Business analyst career goals and skills.

This is a role that can be mentally demanding with many challenges and responsibilities - and these are reflected in the salary expectations for the IT business analyst role.  The IT Business Analyst must be able to brainstorm and form effective solutions to problems, acquiring the following skills and experience to help you meet your goals:

Communication skills

Having to facilitate working meetings, asking good questions, and listening to the answers, the analysts must have good communication skills.  Being able to communicate well via conference calls and web meetings is equally as important as face-to-face encounters.

Problem solving skills

Problems will be part of any project, especially since any projects are actually a solution to a particular problem or set of problems.  Analysts facilitate a shared understanding of the problem, possible solutions, as well as determine the scope of a project, all at the highest level.  Facilitating teams to solve technical challenges is also part of the role of the analyst.

Critical thinking and other skills in IT business analyst roles.

Helping a team settle on a solution by evaluating multiple options is part of the responsibility of an IT Business Analyst.  The role requires being able to discover the problem to be solved, listening to the needs of the stakeholders, and critically considering those needs. 

They must ask probing questions to unearth and understand the real need(s).  This makes critical thinking and evaluation skills vital to the role.  Other required skills may be documentation and specification skills, analysis skills, visual modelling, facilitation and elicitation skills, business analysis tools, key soft skills, relationship building skills, self-managing, technical skills (SQL, .NET, Perl, VBScript, etc), as well as industry and domain expertise.  With those skills in mind here are some common types of professional development goals to set for career progression.

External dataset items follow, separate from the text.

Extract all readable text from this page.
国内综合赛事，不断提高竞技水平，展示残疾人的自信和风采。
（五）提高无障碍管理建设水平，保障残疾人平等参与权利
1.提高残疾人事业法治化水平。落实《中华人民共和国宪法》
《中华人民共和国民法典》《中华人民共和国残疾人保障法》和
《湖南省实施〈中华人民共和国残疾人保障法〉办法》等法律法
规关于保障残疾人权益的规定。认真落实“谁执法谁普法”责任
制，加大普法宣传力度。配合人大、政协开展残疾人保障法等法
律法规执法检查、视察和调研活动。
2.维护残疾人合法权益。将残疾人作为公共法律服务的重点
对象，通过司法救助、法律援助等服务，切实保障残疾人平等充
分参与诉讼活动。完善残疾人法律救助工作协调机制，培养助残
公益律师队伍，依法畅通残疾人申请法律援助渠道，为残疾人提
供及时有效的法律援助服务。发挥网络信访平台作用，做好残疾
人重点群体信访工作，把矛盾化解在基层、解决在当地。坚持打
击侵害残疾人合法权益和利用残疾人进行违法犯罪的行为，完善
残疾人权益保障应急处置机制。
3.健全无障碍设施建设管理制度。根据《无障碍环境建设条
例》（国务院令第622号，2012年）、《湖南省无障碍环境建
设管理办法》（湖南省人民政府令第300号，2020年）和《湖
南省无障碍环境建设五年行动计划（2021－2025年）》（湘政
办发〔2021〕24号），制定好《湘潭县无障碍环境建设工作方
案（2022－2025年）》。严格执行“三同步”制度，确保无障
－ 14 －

Goal setting ideas for business analysts:

Use new techniques to broaden skills.

Using new techniques when working with the same stakeholders, on the projects in the same domain, and using the same methodology can help explore the requirements in new ways.  Changing things up even while working in a consistent business analyst role will force the expansion of a skill set.

Work in a new domain.

Working with new stakeholders increases the value of the skills of an analyst due to the broader exposure to new domains.  The skill set can be taking to a new level by doing the same type of work in a different context.  For career progression an IT Business analyst should look for an assignment in a new department, business unit, or business domain.

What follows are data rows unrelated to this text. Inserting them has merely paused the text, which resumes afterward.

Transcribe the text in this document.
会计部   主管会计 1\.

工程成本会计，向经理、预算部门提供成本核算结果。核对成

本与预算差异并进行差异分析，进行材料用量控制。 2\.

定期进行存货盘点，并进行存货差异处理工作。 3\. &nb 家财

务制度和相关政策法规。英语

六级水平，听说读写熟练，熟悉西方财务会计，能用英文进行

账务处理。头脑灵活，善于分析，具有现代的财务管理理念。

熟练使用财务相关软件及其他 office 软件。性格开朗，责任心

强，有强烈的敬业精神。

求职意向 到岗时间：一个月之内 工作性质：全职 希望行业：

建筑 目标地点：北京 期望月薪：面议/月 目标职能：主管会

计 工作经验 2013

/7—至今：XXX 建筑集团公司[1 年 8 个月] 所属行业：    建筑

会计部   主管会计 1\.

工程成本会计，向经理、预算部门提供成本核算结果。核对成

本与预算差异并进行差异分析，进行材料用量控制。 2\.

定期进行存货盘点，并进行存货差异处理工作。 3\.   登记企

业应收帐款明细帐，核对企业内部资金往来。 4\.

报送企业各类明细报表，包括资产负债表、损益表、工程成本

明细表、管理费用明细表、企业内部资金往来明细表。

Work in a new methodology.

Analysts are exposed to new types of requirements specifications and new methodologies when working on different types of projects.  The more relevant core business analysis principles are also discovered through this challenge, no matter the type of project work.

Improve the business analysis process.

One of the best ways for an analyst to learn what works well and what does not is to be exposed to different projects, domains, stakeholders, and methodologies.  While work may change or mature, the process of an analyst may stay the same.  It is important, however, to incorporate what is learned into the business analysis process of the organisation, so others in the field can benefit.

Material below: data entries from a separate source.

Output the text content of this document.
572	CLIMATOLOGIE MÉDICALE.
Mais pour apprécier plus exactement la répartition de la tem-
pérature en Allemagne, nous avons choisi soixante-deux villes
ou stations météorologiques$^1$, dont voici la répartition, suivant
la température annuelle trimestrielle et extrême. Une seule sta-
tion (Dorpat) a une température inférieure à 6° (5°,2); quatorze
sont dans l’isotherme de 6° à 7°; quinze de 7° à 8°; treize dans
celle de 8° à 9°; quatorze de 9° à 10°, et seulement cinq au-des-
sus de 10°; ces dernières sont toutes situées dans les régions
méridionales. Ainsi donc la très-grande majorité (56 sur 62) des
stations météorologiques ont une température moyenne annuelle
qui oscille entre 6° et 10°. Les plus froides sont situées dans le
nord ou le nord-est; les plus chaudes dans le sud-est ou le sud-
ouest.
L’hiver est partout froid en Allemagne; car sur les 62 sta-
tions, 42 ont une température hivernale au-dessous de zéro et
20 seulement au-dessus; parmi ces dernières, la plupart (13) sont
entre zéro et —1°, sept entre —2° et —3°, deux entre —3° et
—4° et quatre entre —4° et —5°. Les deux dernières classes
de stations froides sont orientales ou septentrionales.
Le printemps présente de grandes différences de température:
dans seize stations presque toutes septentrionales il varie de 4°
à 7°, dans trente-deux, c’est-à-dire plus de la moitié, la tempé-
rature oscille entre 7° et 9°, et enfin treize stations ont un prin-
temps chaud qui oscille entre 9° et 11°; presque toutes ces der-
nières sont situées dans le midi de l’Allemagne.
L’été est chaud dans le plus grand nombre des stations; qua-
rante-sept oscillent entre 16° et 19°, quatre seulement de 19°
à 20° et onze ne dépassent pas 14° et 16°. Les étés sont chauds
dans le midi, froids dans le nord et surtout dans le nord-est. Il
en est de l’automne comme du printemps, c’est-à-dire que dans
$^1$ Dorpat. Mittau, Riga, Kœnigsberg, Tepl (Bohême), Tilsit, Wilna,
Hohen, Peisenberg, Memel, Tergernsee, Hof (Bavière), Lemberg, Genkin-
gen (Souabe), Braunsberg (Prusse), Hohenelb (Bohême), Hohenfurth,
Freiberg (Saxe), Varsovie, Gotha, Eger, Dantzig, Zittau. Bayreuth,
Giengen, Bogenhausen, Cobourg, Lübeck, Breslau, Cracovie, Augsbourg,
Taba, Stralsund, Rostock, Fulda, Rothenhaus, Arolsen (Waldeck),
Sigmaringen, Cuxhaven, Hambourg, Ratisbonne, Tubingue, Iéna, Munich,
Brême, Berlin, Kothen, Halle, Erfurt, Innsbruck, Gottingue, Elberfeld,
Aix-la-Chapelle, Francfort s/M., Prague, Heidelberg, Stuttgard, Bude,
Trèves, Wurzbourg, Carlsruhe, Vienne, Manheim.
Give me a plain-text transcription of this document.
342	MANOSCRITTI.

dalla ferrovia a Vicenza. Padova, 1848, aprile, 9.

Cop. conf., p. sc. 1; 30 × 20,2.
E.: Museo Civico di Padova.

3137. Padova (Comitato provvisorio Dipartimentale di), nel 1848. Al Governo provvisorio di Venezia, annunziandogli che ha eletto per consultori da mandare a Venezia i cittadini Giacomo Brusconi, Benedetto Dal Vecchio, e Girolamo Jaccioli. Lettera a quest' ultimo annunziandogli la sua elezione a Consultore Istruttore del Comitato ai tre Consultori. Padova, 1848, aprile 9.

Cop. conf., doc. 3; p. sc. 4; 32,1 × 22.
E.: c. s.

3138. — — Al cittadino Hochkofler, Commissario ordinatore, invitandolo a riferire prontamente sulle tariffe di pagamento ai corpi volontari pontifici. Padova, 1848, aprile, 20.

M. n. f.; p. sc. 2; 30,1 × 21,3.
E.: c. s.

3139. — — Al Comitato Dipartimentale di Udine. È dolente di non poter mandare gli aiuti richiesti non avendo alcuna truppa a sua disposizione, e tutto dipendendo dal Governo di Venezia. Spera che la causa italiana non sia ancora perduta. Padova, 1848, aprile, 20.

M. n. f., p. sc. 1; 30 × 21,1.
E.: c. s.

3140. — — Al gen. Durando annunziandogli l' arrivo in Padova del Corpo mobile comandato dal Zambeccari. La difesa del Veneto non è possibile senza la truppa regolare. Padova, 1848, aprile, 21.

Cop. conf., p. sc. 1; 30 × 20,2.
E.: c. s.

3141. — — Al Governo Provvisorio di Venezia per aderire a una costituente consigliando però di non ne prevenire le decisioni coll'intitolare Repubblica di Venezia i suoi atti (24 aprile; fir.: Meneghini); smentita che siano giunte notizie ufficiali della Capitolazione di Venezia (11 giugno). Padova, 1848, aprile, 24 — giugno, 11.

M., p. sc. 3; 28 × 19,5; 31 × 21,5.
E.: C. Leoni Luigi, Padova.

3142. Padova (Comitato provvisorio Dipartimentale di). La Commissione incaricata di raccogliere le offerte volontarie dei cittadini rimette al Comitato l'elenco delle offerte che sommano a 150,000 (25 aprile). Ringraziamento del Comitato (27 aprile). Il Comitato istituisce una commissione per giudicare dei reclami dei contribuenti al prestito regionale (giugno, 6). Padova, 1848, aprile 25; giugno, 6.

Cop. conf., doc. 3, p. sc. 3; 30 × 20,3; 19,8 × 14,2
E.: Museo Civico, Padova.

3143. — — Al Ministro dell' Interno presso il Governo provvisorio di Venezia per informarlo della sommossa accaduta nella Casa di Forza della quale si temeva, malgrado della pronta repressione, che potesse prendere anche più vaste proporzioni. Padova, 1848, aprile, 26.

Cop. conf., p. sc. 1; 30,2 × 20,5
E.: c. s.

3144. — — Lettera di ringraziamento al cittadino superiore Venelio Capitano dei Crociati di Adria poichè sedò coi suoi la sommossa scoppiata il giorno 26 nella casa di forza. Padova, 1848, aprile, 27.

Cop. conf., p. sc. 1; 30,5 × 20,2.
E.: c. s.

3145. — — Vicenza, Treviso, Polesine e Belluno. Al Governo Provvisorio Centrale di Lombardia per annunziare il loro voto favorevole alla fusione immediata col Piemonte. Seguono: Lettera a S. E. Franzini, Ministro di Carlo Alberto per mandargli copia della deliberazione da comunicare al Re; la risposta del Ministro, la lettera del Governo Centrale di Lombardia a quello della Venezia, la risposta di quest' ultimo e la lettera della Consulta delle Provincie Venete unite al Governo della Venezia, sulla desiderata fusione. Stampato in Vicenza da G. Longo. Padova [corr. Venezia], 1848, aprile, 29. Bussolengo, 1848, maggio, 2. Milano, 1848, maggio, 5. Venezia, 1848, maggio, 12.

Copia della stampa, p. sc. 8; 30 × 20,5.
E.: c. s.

Strengthen relationships with stakeholders.

It is easier to complete work when there are strong relationships with stakeholders.  Complacency may arise when working in the same organisation for a period of time and relying on existing relationships.  Forming a new relationship or improving a troublesome one are ways to strengthen your network.  Mentoring other analysts, having the ability to lead others is another way to progress to more senior roles.  Sharing knowledge is one way to build a reputation as a leader, as well as a team player.

Other progression goals may include taking on non-business analyst responsibilities, taking on more senior business analyst responsibilities, and getting involved.  This goal setting should not only focus on new initiatives and extra work, but rather investing in assigned projects and day-to-day work.  It is important to perceive work itself as a professional development opportunity, rather than performance goals as something exclusively above and beyond normal work.